Элияху помолчал и ответил: «Там позвоночник в полувершке, Петя. Если я ошибусь…, — юноша не закончил и помотал головой. «И это больно, очень больно, я вообще не знаю, — Элияху понизил голос, — как он терпит. Я ему водки стакан дал, но если осколок вынимать…, это хуже во много раз».
— А если не вынимать, батюшка и так умрет! — злым шепотом ответил Петр. «Приготовь все, что надо, ночью сделаешь, как я вернусь».
Элияху поднялся и хмуро сказал: «Пусть Федор Петрович мне сам велит делать. Я лекарь, я не могу за него решать, раз он в памяти, не имею права. Пошли, — он подхватил свою суму, — он заснул вроде, я быстро — до площади и обратно.
Петя посмотрел на мертвенно-бледное лицо отца и подумал: «Господи, и матушку из Лавры не привезти, и Степа с Марьей — попрощаться не успеют».
У церкви Всех Святых крутился гонец на взмыленной, гнедой лошади. «Поляки отступают, Петр Федорович, — закричал он, — князь Пожарский на Красную площадь ворвался!».
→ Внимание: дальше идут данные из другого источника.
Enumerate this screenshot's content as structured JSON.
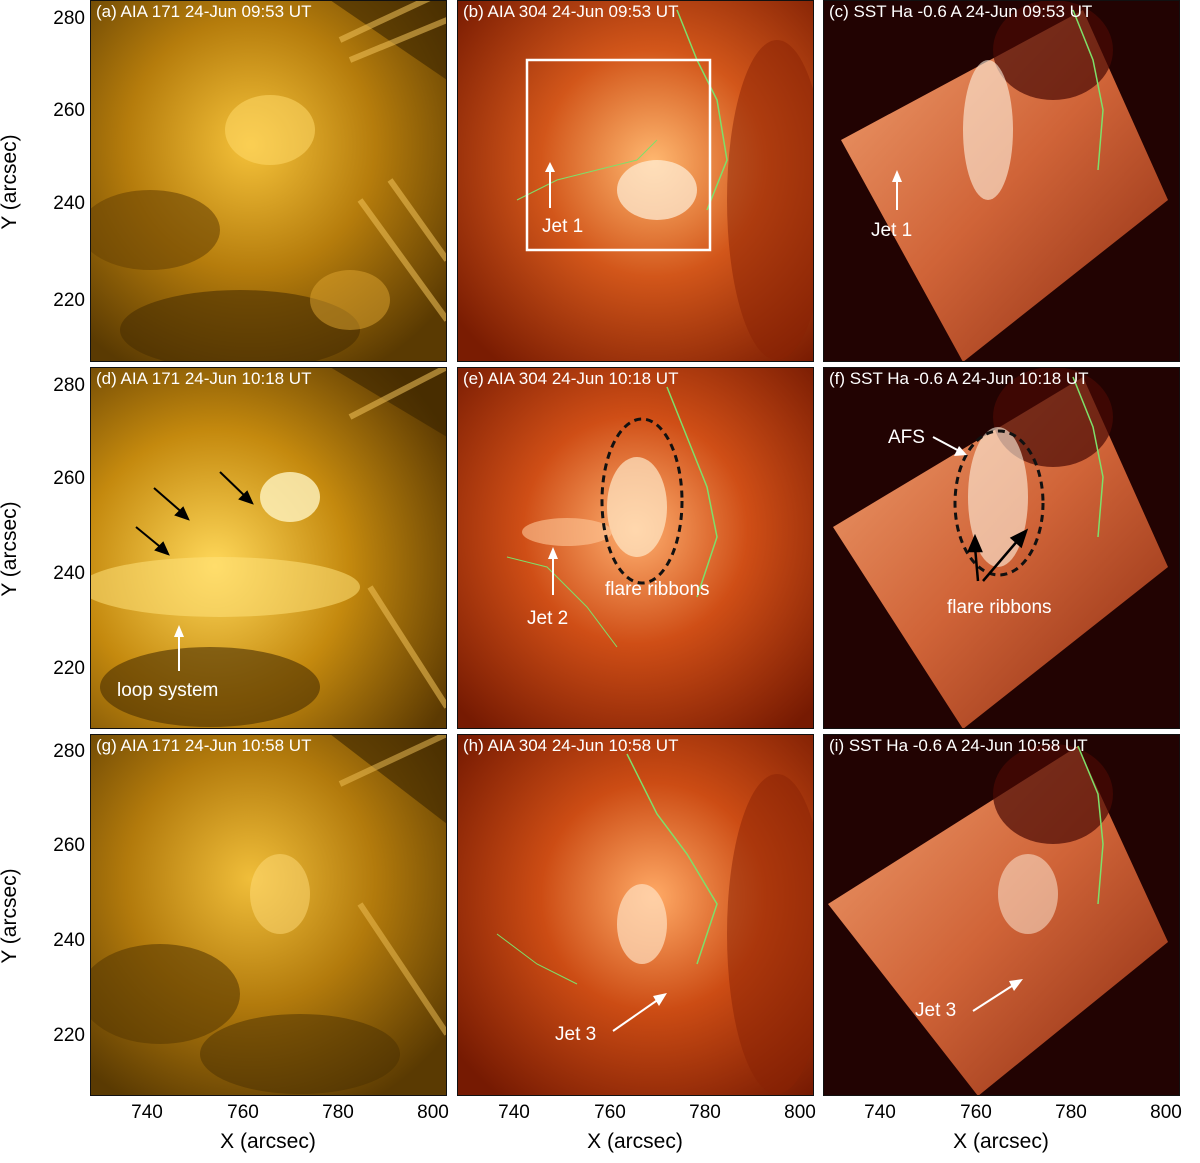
{
  "figure": {
    "y_tick_labels": [
      "280",
      "260",
      "240",
      "220"
    ],
    "x_tick_labels": [
      "740",
      "760",
      "780",
      "800"
    ],
    "y_axis_label": "Y (arcsec)",
    "x_axis_label": "X (arcsec)"
  },
  "panels": [
    {
      "id": "a",
      "label": "(a) AIA 171 24-Jun 09:53 UT",
      "type": "aia171",
      "annotations": []
    },
    {
      "id": "b",
      "label": "(b) AIA 304 24-Jun 09:53 UT",
      "type": "aia304",
      "annotations": [
        {
          "text": "Jet 1"
        }
      ]
    },
    {
      "id": "c",
      "label": "(c) SST Ha -0.6 A 24-Jun 09:53 UT",
      "type": "sst",
      "annotations": [
        {
          "text": "Jet 1"
        }
      ]
    },
    {
      "id": "d",
      "label": "(d) AIA 171 24-Jun 10:18 UT",
      "type": "aia171",
      "annotations": [
        {
          "text": "loop system"
        }
      ]
    },
    {
      "id": "e",
      "label": "(e) AIA 304 24-Jun 10:18 UT",
      "type": "aia304",
      "annotations": [
        {
          "text": "Jet 2"
        },
        {
          "text": "flare ribbons"
        }
      ]
    },
    {
      "id": "f",
      "label": "(f) SST Ha -0.6 A 24-Jun 10:18 UT",
      "type": "sst",
      "annotations": [
        {
          "text": "AFS"
        },
        {
          "text": "flare ribbons"
        }
      ]
    },
    {
      "id": "g",
      "label": "(g) AIA 171 24-Jun 10:58 UT",
      "type": "aia171",
      "annotations": []
    },
    {
      "id": "h",
      "label": "(h) AIA 304 24-Jun 10:58 UT",
      "type": "aia304",
      "annotations": [
        {
          "text": "Jet 3"
        }
      ]
    },
    {
      "id": "i",
      "label": "(i) SST Ha -0.6 A 24-Jun 10:58 UT",
      "type": "sst",
      "annotations": [
        {
          "text": "Jet 3"
        }
      ]
    }
  ],
  "colors": {
    "aia171": "#b07a00",
    "aia304": "#b03a08",
    "sst": "#d0643a",
    "contour_green": "#7ee06a",
    "annotation_white": "#ffffff"
  }
}
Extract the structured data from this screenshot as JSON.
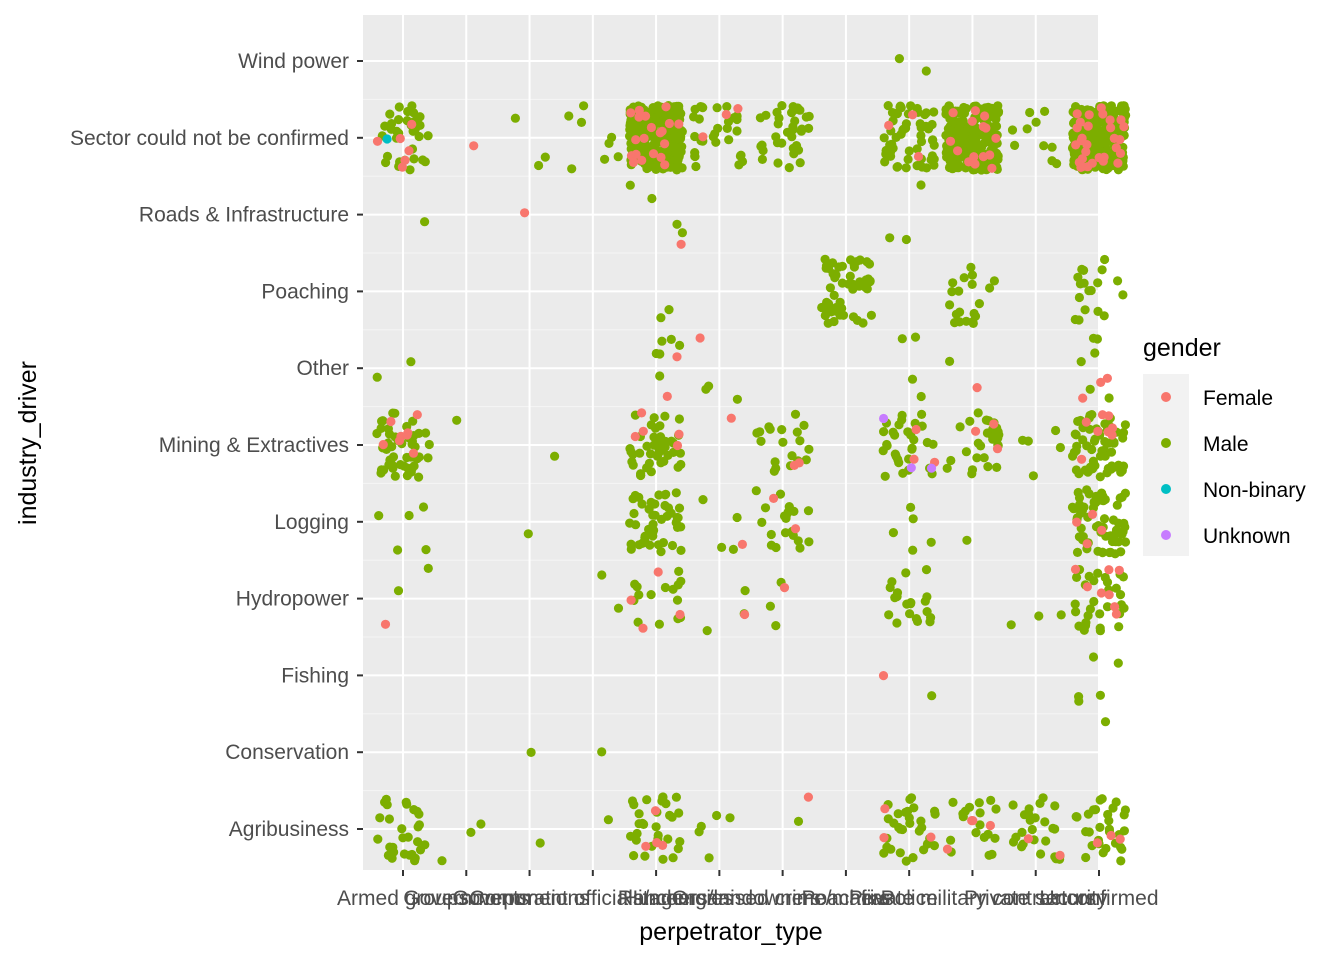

— Так! — закричал Петя ополченцам. «Кто на Ивановской горке — пусть там остается, с поляками здесь мы быстро покончим, а остальные — на подмогу Пожарскому идите, Варварка пустая, оттуда уже в Кремль сбежали. Пушкари тако же — езжайте туда, может, по стенам бить придется!»
— Как Федор Петрович? — крикнули от телег, где в сене лежали стволы и ядра.
Петя, ничего не ответив, сжав зубы, вскочил в седло своего вороного коня и коротко сказал:
«Я — на Ивановскую горку, посмотрю, что там с боем и вернусь».
Элияху заглянул в прохладный, полутемный притвор церкви, где лежали раненые, и, услышав чей-то шепот: «Воды!», достал из сумы оловянную флягу.
— Все будет хорошо, — сказал он ласково, перебинтовывая искалеченную, с оторванными ядром пальцами, руку. «Скоро все закончится, ты потерпи, миленький».